Keith Vaughan, “Two Figures by a Sea Wall” (1948). Estimate: $20,000 to $30,000. Geoffrey Beene’s collection of works by Vaughan, a British neo-Romantic painter who died in 1977, rivals that of the Tate Britain. A dozen are offered here; a dozen are in the Tate. In his home, Beene installed this small, bright painting on a Lucite shelf among a tight grouping of works by Salvador Dali and Jean Arp.


Christine Herman Merrill, “Sir Lancelot and Maximilian” (1988). Estimate: $1,200 to $1,800. Beene’s affection for his two miniature dachsunds is immortalized in this portrait of them in front of his estate in Oyster Bay, Long Island, which is also up for sale.
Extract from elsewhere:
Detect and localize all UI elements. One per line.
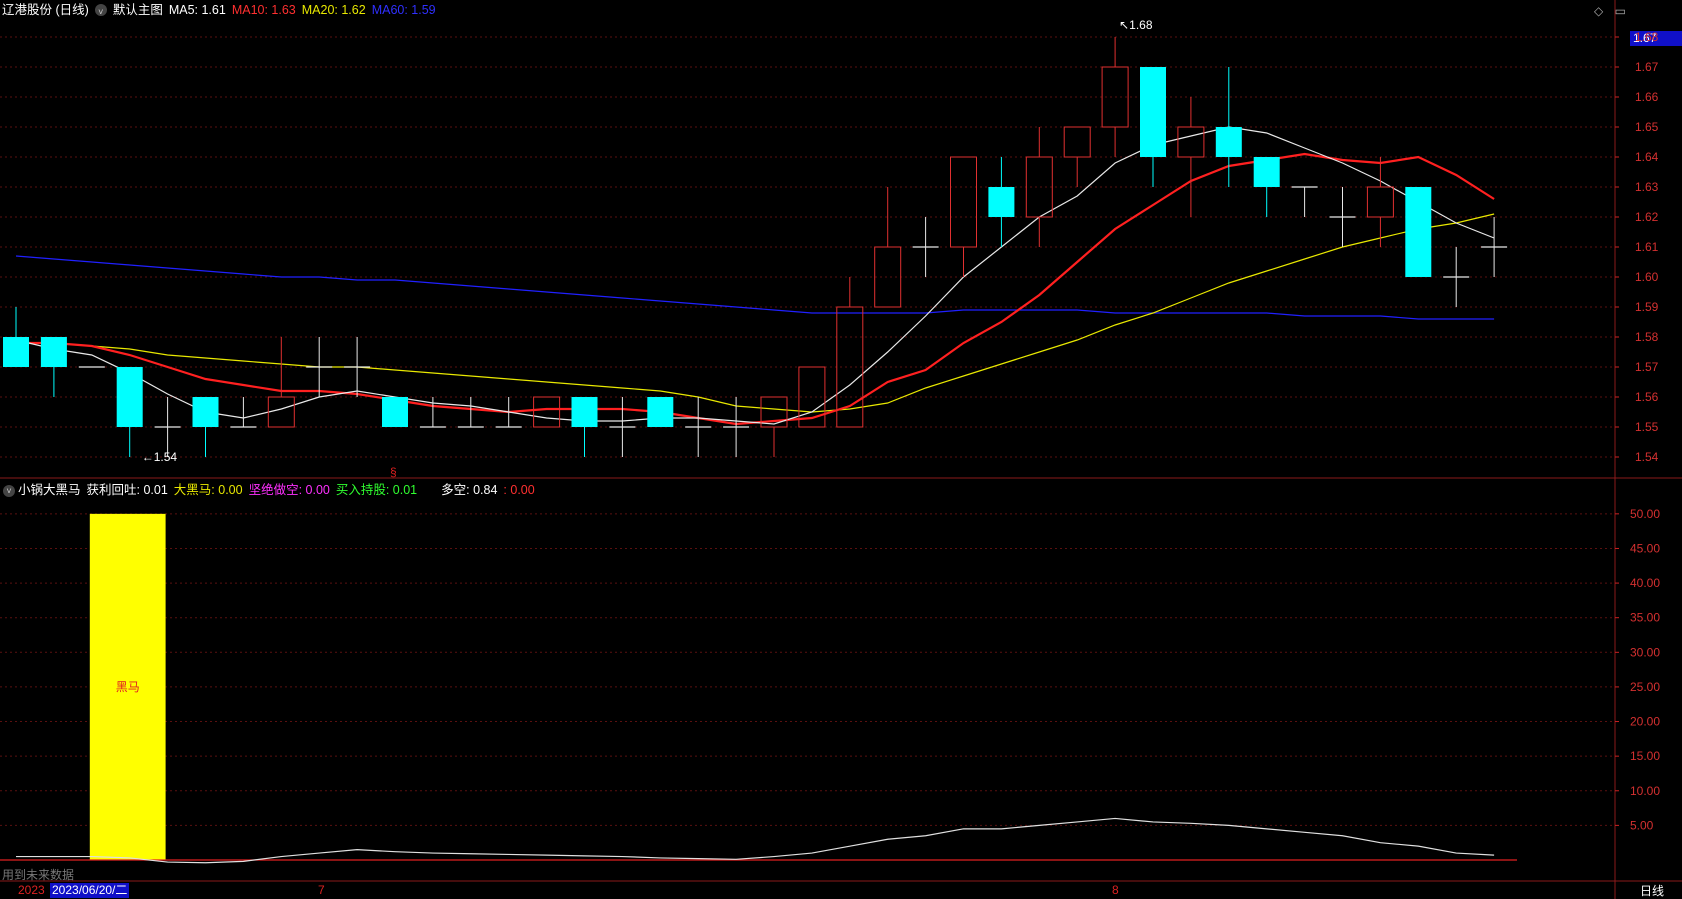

Beene did well by dogs in general, purchasing portraits of bulldogs and pugs and dog-shaped andirons and doorstops.


Jacques Adnet, black lacquered sideboard, ca. 1940s. Estimate: $12,000 to $18,000. In the 1980s, Beene started buying Art Deco and modern furniture, after a previous enthusiasm for 18th- and 19th-century French furniture. His homes in New York, Long Island, Palm Beach, Fla., and Hawaii matched zebra and leopard armchairs and sofas from both eras with such pieces as the French modernist Adnet’s sideboard, whose dark colors and sleek lines look very Deco.


A black-and-white painted stool, with three needlepoint seat cushions. Estimate: $400 to $600. Discreet self-portraits lard Mr. Beene’s collection; his figure is sewn into these seat cushions. The bench they accompany typifies Beene’s mix of high and low in his homes. Who knows who made it, and who cares? It goes perfectly with the wallpaper.